It is not to be doubted, but that Richard Hooker was born at Heavy-tree, near, or within the precincts, or in the City of Exeter; a City which may justly boast, that it was the birth-place of him and Sir Thomas Bodley; as indeed the County may, in which it stands, that it hath furnished this nation with Bishop Jewel, Sir Francis Drake, Sir Walter Raleigh, and many others, memorable for their valour and learning. He was born about the year of our Redemption 1553, and of parents that were not so remarkable for their extraction or riches, as for their virtue and industry, and God’s blessing upon both; by which they were enabled to educate their children in some degree of learning, of which our Richard Hooker may appear to be one fair testimony, and that nature is not so partial as always to give the great blessings of wisdom and learning, and with them the greater blessings of virtue and government, to those only that are of a more high and honourable birth.
[Sidenote: “His complexion”]
His complexion—if we may guess by him at the age of forty—was sanguine, with a mixture of choler; and yet his motion was slow even in his youth, and so was his speech, never expressing an earnestness in either of them, but an humble gravity suitable to the aged. And it is observed,—so far as enquiry is able to look back at this distance of time,—that at his being a school-boy he was an early questionist, quietly inquisitive “why this was, and that was not, to be remembered? why this was granted, and that denied?” This being mixed with a remarkable modesty, and a sweet serene quietness of nature, and with them a quick apprehension of many perplexed parts of learning, imposed then upon him as a scholar, made his Master and others to believe him to have an inward blessed divine light, and therefore to consider him to be a little wonder. For in that, children were less pregnant, less confident and more malleable, than in this wiser, but not better, age.

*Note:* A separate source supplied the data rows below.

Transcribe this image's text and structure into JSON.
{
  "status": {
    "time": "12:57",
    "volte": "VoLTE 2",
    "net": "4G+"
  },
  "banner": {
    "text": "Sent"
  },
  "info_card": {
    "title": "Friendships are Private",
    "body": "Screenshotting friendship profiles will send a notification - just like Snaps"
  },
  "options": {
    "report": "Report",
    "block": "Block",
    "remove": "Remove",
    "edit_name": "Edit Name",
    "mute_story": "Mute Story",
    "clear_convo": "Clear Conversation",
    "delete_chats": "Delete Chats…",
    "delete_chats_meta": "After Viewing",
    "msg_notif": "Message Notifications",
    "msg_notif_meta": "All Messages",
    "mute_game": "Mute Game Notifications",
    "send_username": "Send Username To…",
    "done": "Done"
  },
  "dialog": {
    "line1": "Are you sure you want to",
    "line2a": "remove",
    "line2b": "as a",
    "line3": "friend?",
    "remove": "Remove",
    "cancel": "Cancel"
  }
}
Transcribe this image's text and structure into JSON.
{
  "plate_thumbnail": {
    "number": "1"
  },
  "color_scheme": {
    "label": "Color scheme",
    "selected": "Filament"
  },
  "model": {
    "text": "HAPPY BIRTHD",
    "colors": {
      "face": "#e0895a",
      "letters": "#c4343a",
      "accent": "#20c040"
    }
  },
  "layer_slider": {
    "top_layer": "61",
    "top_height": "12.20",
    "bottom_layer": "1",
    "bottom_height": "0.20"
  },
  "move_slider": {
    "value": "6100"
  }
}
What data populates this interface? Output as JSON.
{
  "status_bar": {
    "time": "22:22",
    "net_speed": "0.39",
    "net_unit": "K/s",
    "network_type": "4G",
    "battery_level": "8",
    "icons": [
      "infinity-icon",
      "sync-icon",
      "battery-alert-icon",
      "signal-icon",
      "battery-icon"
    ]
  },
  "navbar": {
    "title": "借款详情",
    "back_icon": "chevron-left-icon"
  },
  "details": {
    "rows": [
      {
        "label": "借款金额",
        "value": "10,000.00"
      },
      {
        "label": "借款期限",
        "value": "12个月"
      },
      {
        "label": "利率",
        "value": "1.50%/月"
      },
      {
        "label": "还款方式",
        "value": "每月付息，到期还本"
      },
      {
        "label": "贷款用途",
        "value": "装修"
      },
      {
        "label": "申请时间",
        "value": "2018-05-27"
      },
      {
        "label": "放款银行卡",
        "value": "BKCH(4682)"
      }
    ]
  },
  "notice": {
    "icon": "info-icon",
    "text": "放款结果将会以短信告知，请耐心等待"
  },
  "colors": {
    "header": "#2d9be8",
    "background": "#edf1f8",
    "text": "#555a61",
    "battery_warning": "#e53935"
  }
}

[Sidenote: Early training]
This meekness and conjuncture of knowledge, with modesty in his conversation, being observed by his Schoolmaster, caused him to persuade his parents—who intended him for an apprentice—to continue him at school till he could find out some means, by persuading his rich Uncle, or some other charitable person, to ease them of a part of their care and charge; assuring them that their son was so enriched with the blessings of nature and grace, that God seemed to single him out as a special instrument of his glory. And the good man told them also, that he would double his diligence in instructing him, and would neither expect nor receive any other reward, than the content of so hopeful and happy an employment.